I follow him and draw my sword as we approach. Sylvain leaves his sheathed but I see a flicker of sparks in his hand.
"Stay back," he says.
"You stay back," I reply, stepping in front of him and getting down on my knees to crawl into the thicket.
I only have to shove through the dense brush a few feet before I come across the body. It's a young woman, naked and lying facedown on the ground
Slipping my sword into its sheath, I move over to make room for Sylvain to crawl in. He swears when he sees the body and shakes his head. "What the hell?"
He picks her up gently and I hold back the brush to allow him to carry her out without the branches tearing at them.
When we are free of the thicket, Sylvain sets her body down on a patch of grass and I take off my coat to cover her. But as he rolls her onto her back, we both freeze.
There is a design of some kind cut into her skin, right above her breasts.
"What is that?" Sylvain says.
I cover her lower body with my coat and Sylvain takes off his scarf, cleaning away the dried blood on her chest.
The girl's dead body feels so jarringly out of place in these beautiful, almost sacred woods. Somehow it disturbs me more than any of the mutilated corpses I have seen on battlefields.
She can't be older than nineteen or twenty, with long blonde hair and a face that was likely pretty at one point, but now is too haggard and haunted to be so anymore.
"What the fuck?" Sylvain whispers and I turn my attention back to her wound.
Dread steals my breath away as I realize that the design carved into her skin is the shield dragon crest of House Fraldarius.

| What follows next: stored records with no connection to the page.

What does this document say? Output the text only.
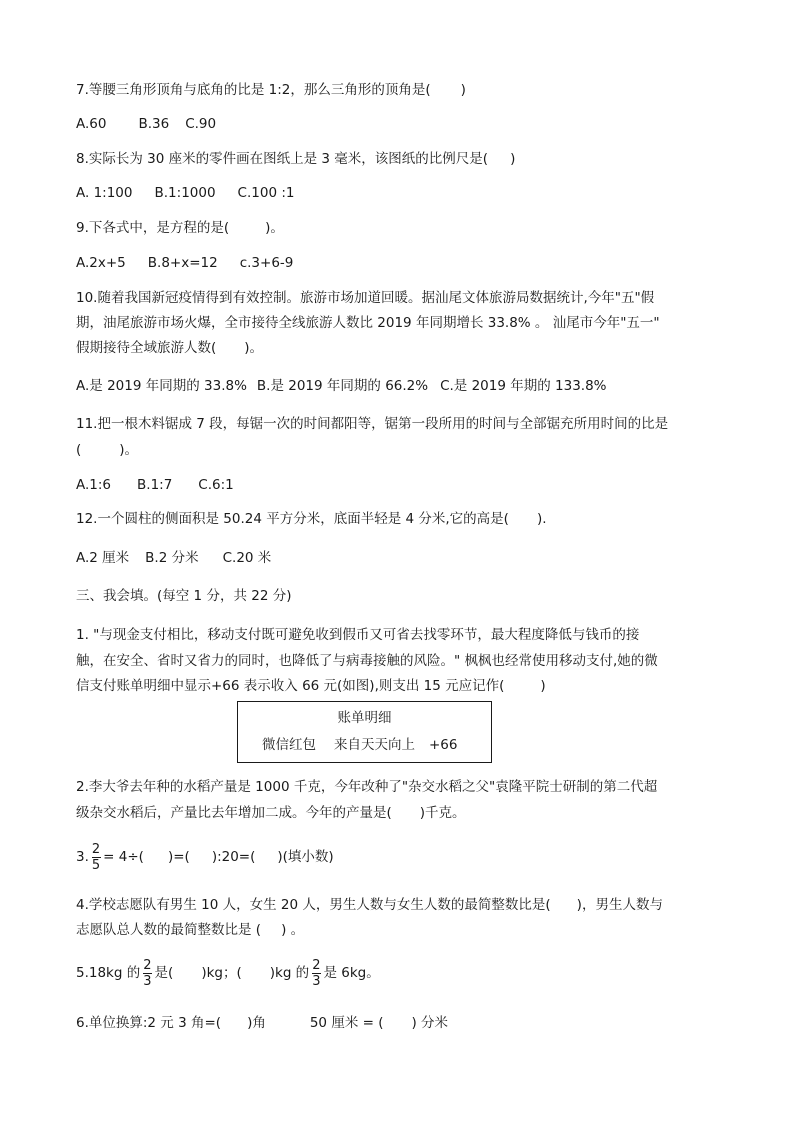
7.等腰三角形顶角与底角的比是 1:2，那么三角形的顶角是( )
A.60 B.36 C.90
8.实际长为 30 座米的零件画在图纸上是 3 毫米，该图纸的比例尺是( )
A. 1:100 B.1:1000 C.100 :1
9.下各式中，是方程的是(	)。
A.2x+5 B.8+x=12 c.3+6-9
10.随着我国新冠疫情得到有效控制。旅游市场加道回暖。据汕尾文体旅游局数据统计,今年"五"假
期，油尾旅游市场火爆，全市接待全线旅游人数比 2019 年同期增长 33.8% 。 汕尾市今年"五一"
假期接待全域旅游人数( )。
A.是 2019 年同期的 33.8% B.是 2019 年同期的 66.2% C.是 2019 年期的 133.8%
11.把一根木料锯成 7 段，每锯一次的时间都阳等，锯第一段所用的时间与全部锯充所用时间的比是
(	)。
A.1:6 B.1:7 C.6:1
12.一个圆柱的侧面积是 50.24 平方分米，底面半轻是 4 分米,它的高是( ).
A.2 厘米 B.2 分米 C.20 米
三、我会填。(每空 1 分，共 22 分)
1. "与现金支付相比，移动支付既可避免收到假币又可省去找零环节，最大程度降低与钱币的接
触，在安全、省时又省力的同时，也降低了与病毒接触的风险。" 枫枫也经常使用移动支付,她的微
信支付账单明细中显示+66 表示收入 66 元(如图),则支出 15 元应记作(	)
账单明细
微信红包 来自天天向上 +66
2.李大爷去年种的水稻产量是 1000 千克，今年改种了"杂交水稻之父"袁隆平院士研制的第二代超
级杂交水稻后，产量比去年增加二成。今年的产量是( )千克。
3. $\frac{2}{5} = 4\div$( )=( ):20=( )(填小数)
4.学校志愿队有男生 10 人，女生 20 人，男生人数与女生人数的最简整数比是( )，男生人数与
志愿队总人数的最简整数比是 ( ) 。
5.18kg 的 $\frac{2}{3}$ 是( )kg；( )kg 的 $\frac{2}{3}$ 是 6kg。
6.单位换算:2 元 3 角=( )角	50 厘米 = ( ) 分米
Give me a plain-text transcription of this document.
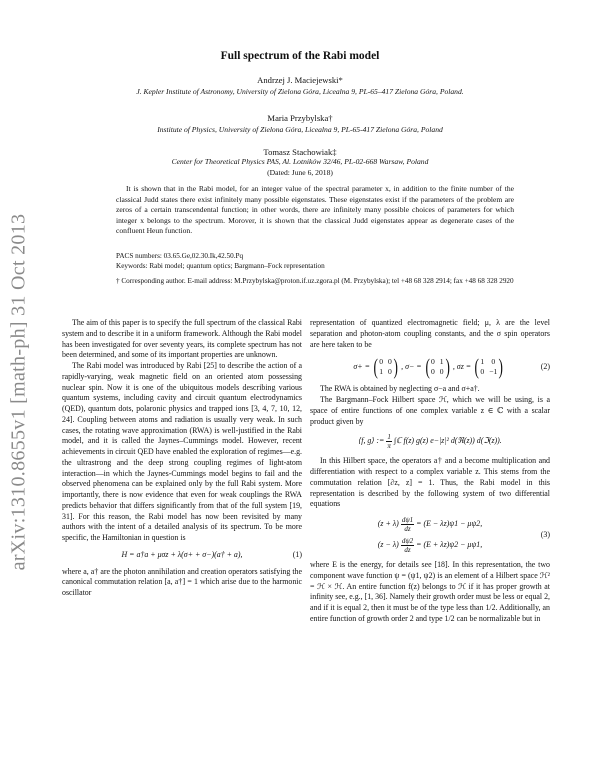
arXiv:1310.8655v1 [math-ph] 31 Oct 2013
Full spectrum of the Rabi model
Andrzej J. Maciejewski*
J. Kepler Institute of Astronomy, University of Zielona Góra, Licealna 9, PL-65–417 Zielona Góra, Poland.
Maria Przybylska†
Institute of Physics, University of Zielona Góra, Licealna 9, PL-65-417 Zielona Góra, Poland
Tomasz Stachowiak‡
Center for Theoretical Physics PAS, Al. Lotników 32/46, PL-02-668 Warsaw, Poland
(Dated: June 6, 2018)
It is shown that in the Rabi model, for an integer value of the spectral parameter x, in addition to the finite number of the classical Judd states there exist infinitely many possible eigenstates. These eigenstates exist if the parameters of the problem are zeros of a certain transcendental function; in other words, there are infinitely many possible choices of parameters for which integer x belongs to the spectrum. Morover, it is shown that the classical Judd eigenstates appear as degenerate cases of the confluent Heun function.
PACS numbers: 03.65.Ge,02.30.Ik,42.50.Pq
Keywords: Rabi model; quantum optics; Bargmann–Fock representation
† Corresponding author. E-mail address: M.Przybylska@proton.if.uz.zgora.pl (M. Przybylska); tel +48 68 328 2914; fax +48 68 328 2920

The aim of this paper is to specify the full spectrum of the classical Rabi system and to describe it in a uniform framework. Although the Rabi model has been investigated for over seventy years, its complete spectrum has not been determined, and some of its important properties are unknown.

The Rabi model was introduced by Rabi [25] to describe the action of a rapidly-varying, weak magnetic field on an oriented atom possessing nuclear spin. Now it is one of the ubiquitous models describing various quantum systems, including cavity and circuit quantum electrodynamics (QED), quantum dots, polaronic physics and trapped ions [3, 4, 7, 10, 12, 24]. Coupling between atoms and radiation is usually very weak. In such cases, the rotating wave approximation (RWA) is well-justified in the Rabi model, and it is called the Jaynes–Cummings model. However, recent achievements in circuit QED have enabled the exploration of regimes—e.g. the ultrastrong and the deep strong coupling regimes of light-atom interaction—in which the Jaynes-Cummings model begins to fail and the observed phenomena can be explained only by the full Rabi system. More importantly, there is now evidence that even for weak couplings the RWA predicts behavior that differs significantly from that of the full system [19, 31]. For this reason, the Rabi model has now been revisited by many authors with the intent of a detailed analysis of its spectrum. To be more specific, the Hamiltonian in question is

H = a†a + μσz + λ(σ+ + σ−)(a† + a),	(1)

where a, a† are the photon annihilation and creation operators satisfying the canonical commutation relation [a, a†] = 1 which arise due to the harmonic oscillator

representation of quantized electromagnetic field; μ, λ are the level separation and photon-atom coupling constants, and the σ spin operators are here taken to be

σ+ = ( 0 0
1 0 ) , σ− = ( 0 1
0 0 ) , σz = ( 1 0
0 −1 )	(2)

The RWA is obtained by neglecting σ−a and σ+a†.

The Bargmann–Fock Hilbert space ℋ, which we will be using, is a space of entire functions of one complex variable z ∈ ℂ with a scalar product given by

⟨f, g⟩ := $\frac{1}{\pi}$ ∫ℂ f(z) g(z) e−|z|² d(ℜ(z)) d(ℑ(z)).

In this Hilbert space, the operators a† and a become multiplication and differentiation with respect to a complex variable z. This stems from the commutation relation [∂z, z] = 1. Thus, the Rabi model in this representation is described by the following system of two differential equations

$(z + \lambda) \frac{d\psi 1}{dz} = (E - \lambda z)\psi 1 - \mu\psi 2$,
$(z - \lambda) \frac{d\psi 2}{dz} = (E + \lambda z)\psi 2 - \mu\psi 1$,
(3)

where E is the energy, for details see [18]. In this representation, the two component wave function ψ = (ψ1, ψ2) is an element of a Hilbert space ℋ² = ℋ × ℋ. An entire function f(z) belongs to ℋ if it has proper growth at infinity see, e.g., [1, 36]. Namely their growth order must be less or equal 2, and if it is equal 2, then it must be of the type less than 1/2. Additionally, an entire function of growth order 2 and type 1/2 can be normalizable but in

"We need to get out of here," Sylvain says, buttoning my coat up around her body and covering her face with the scarf. He picks her up and straps her to his saddle, then looks back at me. But I am still on my knees, my bleary mind reeling to process what I just saw and why it could have happened.
Sylvain pulls me to my feet and drags me over to my horse. He helps me into the saddle but lingers for a moment with his hand on my leg.
"Fee? You alright?" he asks.
I can hear the unspoken rest of his thought plain as day because I am asking myself the same thing.
Why are you acting like this is the first dead body you have ever seen?
"I'm fine," I say automatically. "Let's go."